Sharing synthetic data for academic research papers (Third party sharing/research)
Synthetic data’s use in academic research is increasing in importance due to its potential to overcome the problems associated with traditional data access and sharing. The use of synthetic data generation techniques enables researchers to generate data that is statistically representative and has the same correlations as the original data, without jeopardizing privacy or confidentiality. As a result, researchers have the opportunity to explore complex research questions that may have been difficult to address using original data alone.
For instance, in healthcare, the idea of using synthetic training data to help train machine learning models to detect early-stage lung cancer from CT scans, without compromising patient privacy and confidentiality when hospitals or medical researchers share the data has been highlighted.

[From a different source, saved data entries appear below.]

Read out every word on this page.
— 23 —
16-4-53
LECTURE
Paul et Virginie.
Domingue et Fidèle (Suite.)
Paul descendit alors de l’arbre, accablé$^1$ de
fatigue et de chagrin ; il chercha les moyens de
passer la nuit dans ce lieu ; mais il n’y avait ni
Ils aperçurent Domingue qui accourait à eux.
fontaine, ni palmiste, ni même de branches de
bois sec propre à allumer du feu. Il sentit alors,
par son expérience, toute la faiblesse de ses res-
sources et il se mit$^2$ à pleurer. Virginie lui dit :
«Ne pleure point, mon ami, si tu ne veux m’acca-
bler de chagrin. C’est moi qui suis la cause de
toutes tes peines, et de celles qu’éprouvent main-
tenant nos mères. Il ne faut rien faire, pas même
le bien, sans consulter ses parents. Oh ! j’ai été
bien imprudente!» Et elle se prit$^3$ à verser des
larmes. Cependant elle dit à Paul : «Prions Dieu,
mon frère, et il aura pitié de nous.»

Moreover, synthetic data can be used to address the issue of reproducibility in academic research, by allowing researchers to share data that can be used by other researchers without compromising the original data source. Nevertheless, the use of synthetic data in academic research provides a promising avenue for addressing the challenges of data access and sharing while advancing research in many fields.
To conclude, data sharing is pivotal for organizations that want to harness the potential of data to enhance decision-making, revenue, and innovation. But, data sharing does have significant risks, such as data privacy and security breaches, which can result in legal issues and significant costs. How data is leveraged for sharing must be cautious and considered thoroughly. Synthetic data is a promising enabler for secure data sharing, as it provides organizations with an opportunity to stay within the parameters of regulations. As synthetic data generation continues to evolve, organizations are likely to consider its use to enable fast, secure, and compliant data sharing.